The second prong of the project explores milk testing. Generally, dairy farmers send monthly milk samples to a lab to monitor quality and to get an idea of protein and fat levels in the milk. Peñagaricano’s team envisions farmers also being able to receive a prediction of methane emissions from the herd. The new test would involve milk spectrometry, scanning milk samples with infrared light to identify specific chemical compounds. The goal is to develop a low cost, non-invasive tool that farmers could potentially use at the national level.

“Let’s say the federal government or milk buyers say [farmers] need to minimize methane emissions, but first the farmers need to have an idea of which cows are emitting more, and which are emitting less,” says Peñagaricano, “And if they know which ones are emitting more, they can target those cows with interventions, such as specific diets, to minimize that.”

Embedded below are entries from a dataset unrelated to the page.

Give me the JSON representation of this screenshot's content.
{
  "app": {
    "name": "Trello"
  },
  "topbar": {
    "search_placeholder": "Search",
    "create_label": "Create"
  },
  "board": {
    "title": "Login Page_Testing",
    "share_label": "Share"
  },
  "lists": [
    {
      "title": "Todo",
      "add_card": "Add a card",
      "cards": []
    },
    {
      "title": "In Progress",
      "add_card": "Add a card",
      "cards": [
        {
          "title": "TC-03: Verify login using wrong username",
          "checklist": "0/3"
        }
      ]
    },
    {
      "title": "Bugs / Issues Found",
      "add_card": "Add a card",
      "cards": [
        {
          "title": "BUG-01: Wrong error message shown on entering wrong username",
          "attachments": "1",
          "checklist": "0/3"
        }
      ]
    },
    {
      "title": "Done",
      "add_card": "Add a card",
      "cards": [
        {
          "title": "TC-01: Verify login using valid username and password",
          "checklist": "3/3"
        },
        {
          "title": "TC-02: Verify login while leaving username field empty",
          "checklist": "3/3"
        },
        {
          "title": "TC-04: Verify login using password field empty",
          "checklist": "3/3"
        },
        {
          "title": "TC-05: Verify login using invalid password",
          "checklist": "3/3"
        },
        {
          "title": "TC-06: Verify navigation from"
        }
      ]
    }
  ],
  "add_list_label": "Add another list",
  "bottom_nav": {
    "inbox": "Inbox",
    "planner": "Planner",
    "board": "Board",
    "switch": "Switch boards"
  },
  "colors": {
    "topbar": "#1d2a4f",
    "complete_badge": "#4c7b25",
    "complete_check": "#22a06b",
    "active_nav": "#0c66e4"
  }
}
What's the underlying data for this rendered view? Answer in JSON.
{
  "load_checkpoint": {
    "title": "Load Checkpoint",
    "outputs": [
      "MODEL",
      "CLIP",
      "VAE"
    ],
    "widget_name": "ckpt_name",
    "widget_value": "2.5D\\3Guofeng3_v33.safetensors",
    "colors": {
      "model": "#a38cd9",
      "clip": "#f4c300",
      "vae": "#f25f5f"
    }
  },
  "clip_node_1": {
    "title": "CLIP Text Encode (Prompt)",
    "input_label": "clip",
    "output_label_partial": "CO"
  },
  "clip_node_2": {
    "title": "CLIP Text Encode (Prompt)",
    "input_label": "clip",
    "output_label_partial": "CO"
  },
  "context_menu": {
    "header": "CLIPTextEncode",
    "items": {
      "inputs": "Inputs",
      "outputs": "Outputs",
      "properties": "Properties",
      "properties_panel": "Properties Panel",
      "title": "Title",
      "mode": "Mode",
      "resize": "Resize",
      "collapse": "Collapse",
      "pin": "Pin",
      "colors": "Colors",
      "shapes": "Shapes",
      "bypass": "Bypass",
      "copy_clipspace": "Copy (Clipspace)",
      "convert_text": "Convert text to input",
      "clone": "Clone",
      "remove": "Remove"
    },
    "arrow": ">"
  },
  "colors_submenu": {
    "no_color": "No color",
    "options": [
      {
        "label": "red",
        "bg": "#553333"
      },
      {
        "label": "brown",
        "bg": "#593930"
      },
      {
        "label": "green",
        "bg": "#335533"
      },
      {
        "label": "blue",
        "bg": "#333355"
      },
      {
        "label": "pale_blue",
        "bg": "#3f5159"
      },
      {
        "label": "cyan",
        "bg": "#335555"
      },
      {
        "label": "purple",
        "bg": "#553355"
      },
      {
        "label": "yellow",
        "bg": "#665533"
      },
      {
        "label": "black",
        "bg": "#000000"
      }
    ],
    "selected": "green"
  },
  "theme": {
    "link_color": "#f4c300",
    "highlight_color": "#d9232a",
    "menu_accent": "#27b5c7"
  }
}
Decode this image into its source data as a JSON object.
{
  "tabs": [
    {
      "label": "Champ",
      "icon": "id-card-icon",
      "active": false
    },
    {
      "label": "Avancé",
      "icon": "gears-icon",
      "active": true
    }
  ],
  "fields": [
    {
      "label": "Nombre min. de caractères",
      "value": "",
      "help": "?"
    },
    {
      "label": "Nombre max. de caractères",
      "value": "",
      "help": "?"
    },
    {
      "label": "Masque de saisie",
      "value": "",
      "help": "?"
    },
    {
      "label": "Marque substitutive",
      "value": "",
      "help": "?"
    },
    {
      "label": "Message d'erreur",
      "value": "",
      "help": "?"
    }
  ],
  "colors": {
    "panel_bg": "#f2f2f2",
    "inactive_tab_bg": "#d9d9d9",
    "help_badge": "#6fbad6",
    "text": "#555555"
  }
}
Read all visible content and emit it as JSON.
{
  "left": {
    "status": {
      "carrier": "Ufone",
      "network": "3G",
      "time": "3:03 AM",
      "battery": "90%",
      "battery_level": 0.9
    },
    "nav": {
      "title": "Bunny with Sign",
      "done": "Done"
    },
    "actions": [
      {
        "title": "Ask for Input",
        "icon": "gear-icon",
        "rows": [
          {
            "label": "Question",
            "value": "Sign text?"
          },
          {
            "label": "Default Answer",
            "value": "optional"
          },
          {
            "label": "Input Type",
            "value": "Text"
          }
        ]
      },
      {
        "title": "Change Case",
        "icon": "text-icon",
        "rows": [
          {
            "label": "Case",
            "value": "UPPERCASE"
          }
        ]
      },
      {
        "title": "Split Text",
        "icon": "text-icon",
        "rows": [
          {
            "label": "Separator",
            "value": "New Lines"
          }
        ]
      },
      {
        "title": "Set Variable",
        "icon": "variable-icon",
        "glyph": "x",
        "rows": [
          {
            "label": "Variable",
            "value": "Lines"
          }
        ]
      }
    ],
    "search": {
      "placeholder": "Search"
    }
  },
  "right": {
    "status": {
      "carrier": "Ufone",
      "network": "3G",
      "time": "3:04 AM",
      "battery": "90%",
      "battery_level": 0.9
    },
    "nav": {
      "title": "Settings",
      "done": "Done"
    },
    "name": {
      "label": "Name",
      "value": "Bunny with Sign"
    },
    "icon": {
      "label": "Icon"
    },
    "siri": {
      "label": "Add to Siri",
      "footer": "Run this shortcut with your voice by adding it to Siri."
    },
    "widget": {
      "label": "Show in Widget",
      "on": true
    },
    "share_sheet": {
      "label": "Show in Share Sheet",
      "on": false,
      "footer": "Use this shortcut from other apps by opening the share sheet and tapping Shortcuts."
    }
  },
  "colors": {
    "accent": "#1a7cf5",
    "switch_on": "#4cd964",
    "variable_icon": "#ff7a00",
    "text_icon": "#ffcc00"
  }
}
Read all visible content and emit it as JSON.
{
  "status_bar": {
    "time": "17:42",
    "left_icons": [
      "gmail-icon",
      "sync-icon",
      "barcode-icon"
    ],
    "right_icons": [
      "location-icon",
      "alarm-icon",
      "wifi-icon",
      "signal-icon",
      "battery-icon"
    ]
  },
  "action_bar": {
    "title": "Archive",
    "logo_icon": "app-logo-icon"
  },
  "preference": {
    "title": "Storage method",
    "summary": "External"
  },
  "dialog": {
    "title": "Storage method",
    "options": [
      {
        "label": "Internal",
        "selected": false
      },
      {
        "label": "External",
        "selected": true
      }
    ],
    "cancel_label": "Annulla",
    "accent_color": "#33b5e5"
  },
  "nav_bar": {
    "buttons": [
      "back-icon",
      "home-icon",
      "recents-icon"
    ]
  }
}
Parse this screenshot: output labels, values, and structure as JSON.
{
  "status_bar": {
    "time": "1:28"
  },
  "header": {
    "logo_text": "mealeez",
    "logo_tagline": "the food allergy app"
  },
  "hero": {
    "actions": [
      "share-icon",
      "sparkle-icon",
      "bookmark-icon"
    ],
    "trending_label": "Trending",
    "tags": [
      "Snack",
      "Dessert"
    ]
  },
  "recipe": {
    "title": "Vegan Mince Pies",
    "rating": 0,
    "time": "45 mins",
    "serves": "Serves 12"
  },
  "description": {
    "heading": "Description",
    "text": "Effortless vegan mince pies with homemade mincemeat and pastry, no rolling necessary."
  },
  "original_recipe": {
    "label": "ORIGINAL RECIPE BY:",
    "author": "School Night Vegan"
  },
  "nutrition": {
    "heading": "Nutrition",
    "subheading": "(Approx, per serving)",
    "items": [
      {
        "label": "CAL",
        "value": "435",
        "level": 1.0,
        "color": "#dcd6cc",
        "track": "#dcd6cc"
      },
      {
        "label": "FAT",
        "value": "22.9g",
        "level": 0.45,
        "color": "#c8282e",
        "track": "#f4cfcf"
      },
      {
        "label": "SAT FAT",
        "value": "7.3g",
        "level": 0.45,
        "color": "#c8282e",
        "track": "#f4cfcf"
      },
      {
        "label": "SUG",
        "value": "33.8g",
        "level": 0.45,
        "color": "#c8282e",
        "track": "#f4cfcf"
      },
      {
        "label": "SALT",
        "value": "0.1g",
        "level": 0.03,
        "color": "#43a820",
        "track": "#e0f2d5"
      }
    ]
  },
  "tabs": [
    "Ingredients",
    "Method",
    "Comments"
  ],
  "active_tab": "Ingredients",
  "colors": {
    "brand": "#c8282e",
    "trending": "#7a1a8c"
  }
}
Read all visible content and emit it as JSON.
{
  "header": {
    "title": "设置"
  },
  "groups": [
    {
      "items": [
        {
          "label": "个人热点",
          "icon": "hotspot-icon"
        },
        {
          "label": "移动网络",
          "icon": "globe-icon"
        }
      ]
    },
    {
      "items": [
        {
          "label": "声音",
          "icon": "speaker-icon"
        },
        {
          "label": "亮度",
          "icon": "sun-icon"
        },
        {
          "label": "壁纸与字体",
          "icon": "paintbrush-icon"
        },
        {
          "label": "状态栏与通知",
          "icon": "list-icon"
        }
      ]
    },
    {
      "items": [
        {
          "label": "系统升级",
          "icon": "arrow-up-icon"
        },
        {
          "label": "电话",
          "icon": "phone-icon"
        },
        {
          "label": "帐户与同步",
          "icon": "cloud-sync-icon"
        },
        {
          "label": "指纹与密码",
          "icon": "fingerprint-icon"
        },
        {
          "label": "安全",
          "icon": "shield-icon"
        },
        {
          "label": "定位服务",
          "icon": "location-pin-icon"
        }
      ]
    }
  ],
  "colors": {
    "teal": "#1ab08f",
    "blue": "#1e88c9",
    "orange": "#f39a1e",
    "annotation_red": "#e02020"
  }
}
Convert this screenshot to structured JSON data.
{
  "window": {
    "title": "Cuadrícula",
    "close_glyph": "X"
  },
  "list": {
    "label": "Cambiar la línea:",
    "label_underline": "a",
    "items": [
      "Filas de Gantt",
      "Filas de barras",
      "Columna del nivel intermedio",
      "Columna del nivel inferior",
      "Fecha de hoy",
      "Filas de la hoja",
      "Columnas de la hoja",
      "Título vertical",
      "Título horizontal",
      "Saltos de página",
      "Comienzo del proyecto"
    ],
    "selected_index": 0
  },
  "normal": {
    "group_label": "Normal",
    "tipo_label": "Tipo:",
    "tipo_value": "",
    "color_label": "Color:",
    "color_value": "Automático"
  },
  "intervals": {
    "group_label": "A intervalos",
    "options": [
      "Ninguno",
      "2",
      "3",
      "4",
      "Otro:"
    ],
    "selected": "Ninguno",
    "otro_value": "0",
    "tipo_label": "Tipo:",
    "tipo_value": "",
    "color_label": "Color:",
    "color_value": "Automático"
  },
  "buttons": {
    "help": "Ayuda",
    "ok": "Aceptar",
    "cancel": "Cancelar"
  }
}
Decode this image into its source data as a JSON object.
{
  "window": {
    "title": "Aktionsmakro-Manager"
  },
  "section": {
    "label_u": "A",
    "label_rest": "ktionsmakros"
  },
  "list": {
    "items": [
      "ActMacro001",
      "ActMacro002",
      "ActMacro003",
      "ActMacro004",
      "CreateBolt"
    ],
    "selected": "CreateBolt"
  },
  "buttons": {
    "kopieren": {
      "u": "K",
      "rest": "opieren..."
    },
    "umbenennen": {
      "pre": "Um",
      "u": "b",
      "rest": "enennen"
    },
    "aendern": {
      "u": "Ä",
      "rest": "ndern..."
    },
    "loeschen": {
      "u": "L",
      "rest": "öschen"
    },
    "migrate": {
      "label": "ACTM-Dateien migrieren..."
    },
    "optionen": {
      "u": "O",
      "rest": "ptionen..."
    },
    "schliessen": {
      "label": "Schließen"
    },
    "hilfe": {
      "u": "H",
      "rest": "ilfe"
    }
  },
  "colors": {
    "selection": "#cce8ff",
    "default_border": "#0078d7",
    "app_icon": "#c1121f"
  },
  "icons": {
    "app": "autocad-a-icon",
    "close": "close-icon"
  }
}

The third prong of the project focuses on the rumen, where methane-producing bacteria are found. Not much is understood about the relationship between the rumen microbiome and methane production, or how cow diet or genetics impact the process. Using emissions data from the GreenFeed systems, the team will identify the 10% highest methane-producing and the 10% lowest methane-producing cows in the reference population and sample their rumen microbiomes. The sampled microbiota will be evaluated for differences, ahead of testing the impact of microbial or dietary interventions.

Hilario Mantovani. Photo by Jori Skalitzky/Dairy Innovation Hub

“Being a part of a project this big is really challenging, but at the same time, really amazing,” says Mantovani, a Hub-funded faculty member who will lead the rumen microbiome studies. “It is an opportunity to have access to a very large number of animals and to do research that could have a real impact in changing management practices and developing new tools.”

Over the course of three years, Peñagaricano, Mantovani, and the rest of the multi-state team will tackle the expansive project and deliver solutions with both short- and long-term benefits for farmers, the broader dairy community, and the environment.

Other key institutions involved in the GCI-funded project include University of Florida, Iowa State University, Michigan State University, the United States Department of Agriculture–Agricultural Research Service Animal Genomics and Improvement Laboratory, and the United States Department of Agriculture–Agricultural Research Service Dairy Forage Research Center.